Monday, 9 November 2009

Berlin Twenty Years On

It is hard to believe that it is twenty years since the Berlin Wall came down. But its legacy can be seen throughout an Eastern Europe that has been transformed since, in no small part thanks to the openness of the European Union to countries in the region. I spent over a week in old GDR in 1985, with a Quaker group, where we combined the obligatory visits to the propaganda ministry and those implementing Dresden's ten year plan with far more enlightening evenings in the company of East German Quakers.

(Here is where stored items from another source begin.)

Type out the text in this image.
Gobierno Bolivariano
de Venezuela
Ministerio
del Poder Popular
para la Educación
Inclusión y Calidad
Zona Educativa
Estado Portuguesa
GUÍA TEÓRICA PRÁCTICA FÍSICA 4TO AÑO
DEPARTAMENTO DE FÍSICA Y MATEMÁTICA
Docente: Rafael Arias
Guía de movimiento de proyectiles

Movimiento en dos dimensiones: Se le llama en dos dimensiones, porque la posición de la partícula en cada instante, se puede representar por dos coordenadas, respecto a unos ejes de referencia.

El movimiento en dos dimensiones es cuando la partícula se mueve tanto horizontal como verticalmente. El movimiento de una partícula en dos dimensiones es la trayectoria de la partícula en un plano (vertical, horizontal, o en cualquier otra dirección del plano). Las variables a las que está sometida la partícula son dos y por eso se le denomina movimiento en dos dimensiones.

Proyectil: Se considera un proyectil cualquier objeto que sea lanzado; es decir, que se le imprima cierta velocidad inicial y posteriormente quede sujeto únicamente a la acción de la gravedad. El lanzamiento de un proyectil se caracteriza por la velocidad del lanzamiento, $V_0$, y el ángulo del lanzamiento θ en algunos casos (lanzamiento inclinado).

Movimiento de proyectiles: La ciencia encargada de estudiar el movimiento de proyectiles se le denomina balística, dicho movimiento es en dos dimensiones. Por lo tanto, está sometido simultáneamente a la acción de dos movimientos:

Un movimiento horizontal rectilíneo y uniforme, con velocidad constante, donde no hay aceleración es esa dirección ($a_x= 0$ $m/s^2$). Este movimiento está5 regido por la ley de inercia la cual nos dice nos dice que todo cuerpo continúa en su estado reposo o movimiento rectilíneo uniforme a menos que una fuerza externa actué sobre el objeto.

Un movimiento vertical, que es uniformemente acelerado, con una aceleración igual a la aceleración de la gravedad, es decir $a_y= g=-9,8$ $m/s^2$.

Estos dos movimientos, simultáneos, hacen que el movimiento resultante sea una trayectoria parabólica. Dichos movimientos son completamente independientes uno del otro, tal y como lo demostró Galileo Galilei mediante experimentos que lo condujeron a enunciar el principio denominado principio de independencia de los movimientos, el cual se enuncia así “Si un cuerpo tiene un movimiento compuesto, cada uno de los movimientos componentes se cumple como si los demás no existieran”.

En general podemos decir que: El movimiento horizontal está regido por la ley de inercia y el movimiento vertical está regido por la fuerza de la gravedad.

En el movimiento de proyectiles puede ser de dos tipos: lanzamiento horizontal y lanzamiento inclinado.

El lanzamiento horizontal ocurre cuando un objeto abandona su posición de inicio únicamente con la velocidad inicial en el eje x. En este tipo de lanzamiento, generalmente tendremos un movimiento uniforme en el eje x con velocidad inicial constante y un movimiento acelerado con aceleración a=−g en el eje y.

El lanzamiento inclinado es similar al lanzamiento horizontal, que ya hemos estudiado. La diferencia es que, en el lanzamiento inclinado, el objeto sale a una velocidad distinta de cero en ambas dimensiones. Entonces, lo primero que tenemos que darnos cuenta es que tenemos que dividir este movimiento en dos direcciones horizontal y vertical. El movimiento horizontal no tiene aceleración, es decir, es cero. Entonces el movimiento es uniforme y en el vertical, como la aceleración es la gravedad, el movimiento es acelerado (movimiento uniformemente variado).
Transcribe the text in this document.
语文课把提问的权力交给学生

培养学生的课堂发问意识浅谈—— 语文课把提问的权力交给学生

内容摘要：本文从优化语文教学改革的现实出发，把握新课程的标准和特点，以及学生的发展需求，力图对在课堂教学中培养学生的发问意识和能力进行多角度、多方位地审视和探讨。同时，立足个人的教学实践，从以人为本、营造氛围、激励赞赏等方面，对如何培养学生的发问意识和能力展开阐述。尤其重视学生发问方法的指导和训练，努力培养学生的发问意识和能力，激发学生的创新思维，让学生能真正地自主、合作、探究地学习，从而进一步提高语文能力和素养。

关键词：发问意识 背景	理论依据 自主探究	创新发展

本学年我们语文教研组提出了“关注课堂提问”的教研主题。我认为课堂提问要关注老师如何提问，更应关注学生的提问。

There was no hint then that the whole edifice of the GDR might be about to tumble. But one was struck by the appetite of those one met for the wider world. Clearly well-educated, they wanted to read and experience more than their censors would allow, and they devoured that which was permitted. A charming retired history teacher in Dresden, who proved an excellent guide to the city's splendid art collection, had managed to retain a sense of humour despite having had to teach her subject in the Nazi and Communist years. She kept her sanity listening to BBC broadcasts and watching West German news bulletins that the authorities tried to distract people from viewing by screening BBC Miss Marple episodes against them. Even then, among religious people, there were some signs of the struggles that would give birth to New Forum and the ultimately successful church-led protests that led to the fall of the Wall. But these were small scale efforts to avoid the humiliations that often came with trying to keep a faith in a society where it was officially discouraged.

Leaving the virtually deserted streets of East Berlin, with their feel of the 1950s, to take the U-bahn into West Berlin after ten days on that side of Iron Curtain was a profoundly strange feeling. Little did we know that within four years the ghastly security apparatus that divided the city would come tumbling down. Two years ago, when I took my first trip back to the city since 1985, it was great to see how much had changed, and what had not been shown on that first visit, particularly the way the TV tower shows a cross at certain times of the day that furious GDR officials had never been able to eliminate. True, there was a bit of Ostalgie in the fascinating GDR museum, but there was much more the sense of a city that is going places again, and is far more than just the political capital of a united Germany. Today's celebrations are significant not just because of what they mean to Berlin, but because of what they signify for a Europe that is no longer divided by the grotesque stitch-up that followed Yalta.